2.4 Antioxidant Enzyme Activity Assay

A Powerwave XS Microplate spectrophotometer (Bio-Tek Instruments, Inc., USA) was utilized to evaluate the activity of enzymes. Regarding the antioxidant enzyme activity assay, 0.1 g of fresh leaf samples was mixed with 1 ml of cold 50 mM phosphate buffer (pH = 7.8) and centrifuged at 4 °C for 20 min at 12,000 × g. Catalase (CAT) enzyme activity measurement was performed based on H2O2 decomposition rate and reduction of absorbance rate at 240 nm during 3 min. The reaction mixture contained potassium phosphate buffer (50 mM), H2O2 (15 mM), and 100 µL of enzymatic extract. Enzyme activity was expressed as U g−1 FW unit (Aebi 1984). Peroxidase (POD) activity: 1 g of each leaf sample was separately milled in 5 mL of assay buffer. The homogenates were centrifuged at 12,000 × g for 30 min at 4 °C (Zhang 1992). Five milliliters of the assay buffer for the peroxidase activity contained the following: 125 µM of phosphate buffer, 50 µM of pyrogallol, 50 mM of H2O2, pH 6.8, and 1 mL of the 20 times diluted enzyme extract. This was incubated for 5 min at 25 °C, and subsequently, the reaction was stopped by adding 0.5 mL of 5% (v/v) H2SO4. The amount of purpurogallin was determined by measuring the absorbance at 420 nm. In order to evaluate the superoxidase dismutase (SOD) activity rate, 100 µL of enzymatic extract was added to the reaction mixture (contained potassium phosphate buffer 50 mM, methionine 0.013 M, EDTA 0.1 µM, and riboflavin 2 µM) and then, absorbance rates were recorded at 560 nm. Enzyme activity was expressed as U g−1 FW unit (Beauchamp & Fridovich 1971). The extraction and measurement of free proline in leaf tissues were performed according to the acid ninhydrin method described by Bates et al. (1973). Briefly, samples of 100 mg frozen leaves were homogenized with 2 mL of 3% sulphosalicylic acid in a pre-chilled mortar and pestle. The extracts were shaken for 30 min at 750 rpm. The residues were removed by centrifugation at 12,000 × g for 20 min. Supernatants (0.8 mL) were mixed with an equal volume of an acid-ninhydrin reagent (1.25 g ninhydrin, 30 mL of glacial acetic acid, and 20 mL of 2 M orthophosphoric acid) and incubated for 60 min in boiling water. After cooling, the reaction mixture was extracted with 2 mL of toluene, mixed vigorously, and left at room temperature for 20 min until separation of the two phases occurred. The absorbance of the toluene phase was measured at 520 nm using pure toluene as a blank.

2.5 Cell Membrane Damage

The cell membrane leakage was examined by determining electrolyte leakage (EL) according to Lutts et al. (2004). To this end, 0.30 g of fresh leaves were collected, washed three times with distilled water, cut into smaller pieces (length, 1 cm), and transferred to a test tube with distilled water (10 mL). After keeping in room condition for 24 h, primary EL (EL1) was obtained by using an electrical conductivity meter (Inobl, Japan). Then, the samples were incubated at 121 °C for 15 min. Afterward, the solution was cooled at the room condition, the electrical conductivity of which was assessed (EL2). Finally, the rate of cell membrane damage was evaluated by dividing EL1 by EL2 and expressed as EL%.

2.6 SPAD Measurements

The number of 10 leaves of each plant with different ages and colors was randomly chosen to determine leaf chlorophyll content under diffuse lighting (Xiong et al. 2015). Each leaf measurement averaged 5–10 readings using a chlorophyll meter SPAD-502 (Minolta, Japan) (Uddling et al. 2007).

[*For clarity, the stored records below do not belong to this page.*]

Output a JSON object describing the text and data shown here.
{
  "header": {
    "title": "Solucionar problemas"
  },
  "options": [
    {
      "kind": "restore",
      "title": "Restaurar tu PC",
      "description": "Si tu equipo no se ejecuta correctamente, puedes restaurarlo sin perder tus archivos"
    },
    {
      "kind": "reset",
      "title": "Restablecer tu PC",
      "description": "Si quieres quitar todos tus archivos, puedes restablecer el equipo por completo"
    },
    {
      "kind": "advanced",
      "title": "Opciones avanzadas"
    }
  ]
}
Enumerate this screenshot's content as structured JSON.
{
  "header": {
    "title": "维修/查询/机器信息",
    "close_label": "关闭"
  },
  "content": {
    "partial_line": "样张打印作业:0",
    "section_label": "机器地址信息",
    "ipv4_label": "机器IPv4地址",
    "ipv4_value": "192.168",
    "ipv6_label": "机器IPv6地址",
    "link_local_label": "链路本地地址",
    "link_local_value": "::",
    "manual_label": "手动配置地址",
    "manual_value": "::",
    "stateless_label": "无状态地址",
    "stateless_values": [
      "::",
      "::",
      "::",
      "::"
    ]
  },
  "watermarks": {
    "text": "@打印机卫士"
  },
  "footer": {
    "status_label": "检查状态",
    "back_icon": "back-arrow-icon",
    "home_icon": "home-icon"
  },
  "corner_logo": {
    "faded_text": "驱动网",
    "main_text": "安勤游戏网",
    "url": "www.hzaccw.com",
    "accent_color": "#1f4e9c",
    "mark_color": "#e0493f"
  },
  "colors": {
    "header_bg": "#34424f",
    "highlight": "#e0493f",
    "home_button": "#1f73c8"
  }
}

2.7 Essential Oil Extraction and Analysis

To extract the essential oil, about 30 g of dried flowers and leaves were finely chopped and heated in a Clevenger apparatus for 3.5 h, according to the British Pharmacopoeia (1993). The obtained essential oil was dehydrated with dry sodium sulfate, weighed carefully, and stored in a refrigerator (4 °C) until analysis. The amount of essential oil was calculated based on the weight obtained from 100 g of the plant samples (w/w). Then, gas chromatography coupled with mass spectrometry (GC–MS) was applied to identify the essential oil constituents quantitatively and qualitatively. The essential oil was analyzed using an Agilent 7890A gas chromatograph (Agilent Technology, USA) coupled to a mass spectrometer equipped with an HP-5MS column (length, 30 m; internal diameter, 0.25 mm; and thin layer thickness, 0.25 µm). Further, oven temperature increased from 50 to 250 °C at a rate of 4 °C/min and was kept at 250 °C for 10 min. Helium carrier gas with a flow rate of 1 mm/min was utilized, and the ionization energy and ionization source temperature were 70 eV and 270 °C, respectively. Finally, the GC-FID and GC–MS analyses were performed based on the equipment and approach of Hadian et al. (2014) to quantify the carvacrol content of the essential oils.

2.8 Statistical Analysis

Regarding the experimental data analysis, the normality of the data was first checked in Minitab 16 software. Then, the data were subjected to the ANOVA using R 4.0.4 software (https://www.r-project.org), followed by utilizing the least significant difference (LSD) test to compare the means. All diagrams were drawn by using Origin 2021 software.

3 Results

3.1 Agro-Morphological Characteristics

The results suggested decreased morphological and functional properties after salt stress. An increase in the stress level led to a further reduction in the traits so that their minimum was observed in the salinity of 8 ds/m (Table 2). In addition, the use of biochar, especially 3%, significantly improved the morphological and functional characteristics (Table 2). The results of ANOVA revealed the significant interaction effect of biochar amendment and salt stress on the plant height, shoot fresh weight, leaf length and width, as well as the dry weight of the flower, leaf, and shoot, and the number of main and side branches (P < 0.01) As shown in Table 2, the plant height is maximized (63.66 cm) following the B3S0 treatment (3% biochar + 0 ds/m salinity). In comparison, the lowest height (34.00 cm) is related to the exposure to the salinity of 8 ds/m without biochar (B0S3). The plant height increased sharply with increasing levels of biochar 3% treatments, which significantly increased by 18.70% compared with the control. In addition, applying salt reduced the plant height by 41.98% compared to the control.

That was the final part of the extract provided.